Rice’s recent remarks are not the only time she has shown disdain for our ally and obtuseness about the Iran threat. Last December, she was an early and forceful advocate of what Sen. Robert Menendez (D-N.J.) has called “Tehran’s talking points,” namely the claim that sanctions conditioned on not reaching a deal would wreck the talks.
The president’s actions only serve to undermine his claim to be looking after the security interests of the United States and Israel. Once again we see the degree of animus that now drives his decision-making. But mostly, he’s once again made AIPAC something of a mockery. The most visible pro-Israel Jewish group extended an open invitation and this is whom the White House sends? Cannot it push back? Sound dismayed? Its fixation with “bipartisanship” and reluctance to criticize the president publicly risks turning the organization into a doormat. It continues to give refuge to the president when he acts in ways that are contrary to Israel’s security and to U.S.-Israel security. Presumably Rice will be given an effusive introduction. It is a sorry spectacle raising the question: Has AIPAC outlived its usefulness?

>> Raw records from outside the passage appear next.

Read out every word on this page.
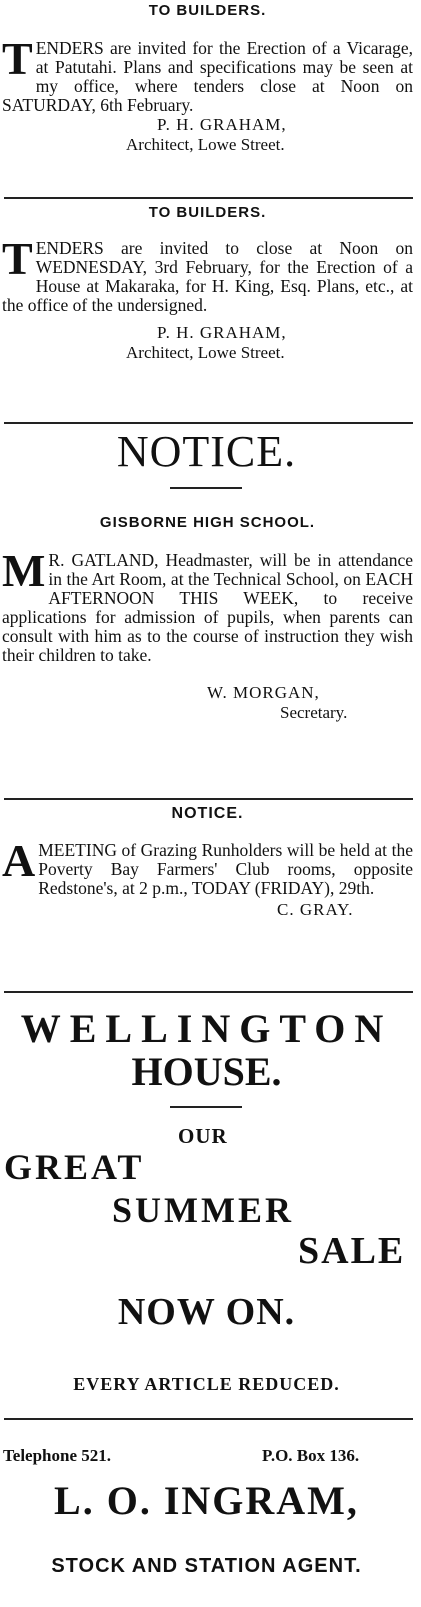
TO BUILDERS.
T ENDERS are invited for the Erection of a Vicarage, at Patutahi. Plans and specifications may be seen at my office, where tenders close at Noon on SATURDAY, 6th February.
P. H. GRAHAM,
Architect, Lowe Street.
TO BUILDERS.
T ENDERS are invited to close at Noon on WEDNESDAY, 3rd February, for the Erection of a House at Makaraka, for H. King, Esq. Plans, etc., at the office of the undersigned.
P. H. GRAHAM,
Architect, Lowe Street.
NOTICE.
GISBORNE HIGH SCHOOL.
M R. GATLAND, Headmaster, will be in attendance in the Art Room, at the Technical School, on EACH AFTERNOON THIS WEEK, to receive applications for admission of pupils, when parents can consult with him as to the course of instruction they wish their children to take.
W. MORGAN,
Secretary.
NOTICE.
A MEETING of Grazing Runholders will be held at the Poverty Bay Farmers' Club rooms, opposite Redstone's, at 2 p.m., TODAY (FRIDAY), 29th.
C. GRAY.
WELLINGTON
HOUSE.
OUR
GREAT
SUMMER
SALE
NOW ON.
EVERY ARTICLE REDUCED.
Telephone 521.	P.O. Box 136.
L. O. INGRAM,
STOCK AND STATION AGENT.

Certainly it is entirely unequipped to deal with an administration this hostile to Israel and with self-proclaimed friends of Israel on the Democratic side who nevertheless put partisan loyalty above national security concerns. It will be interesting to see how AIPAC’s members greet Rice – and whether some decline to attend or walk out. More important, it will be interesting to see whether AIPAC officials point the finger at the administration, directly criticize its give-away to Iran, decry its smearing the prime minister and call for Democrats to put aside partisanship and join with Republicans determined to prevent a debacle of historic proportions. Really, what are they waiting for?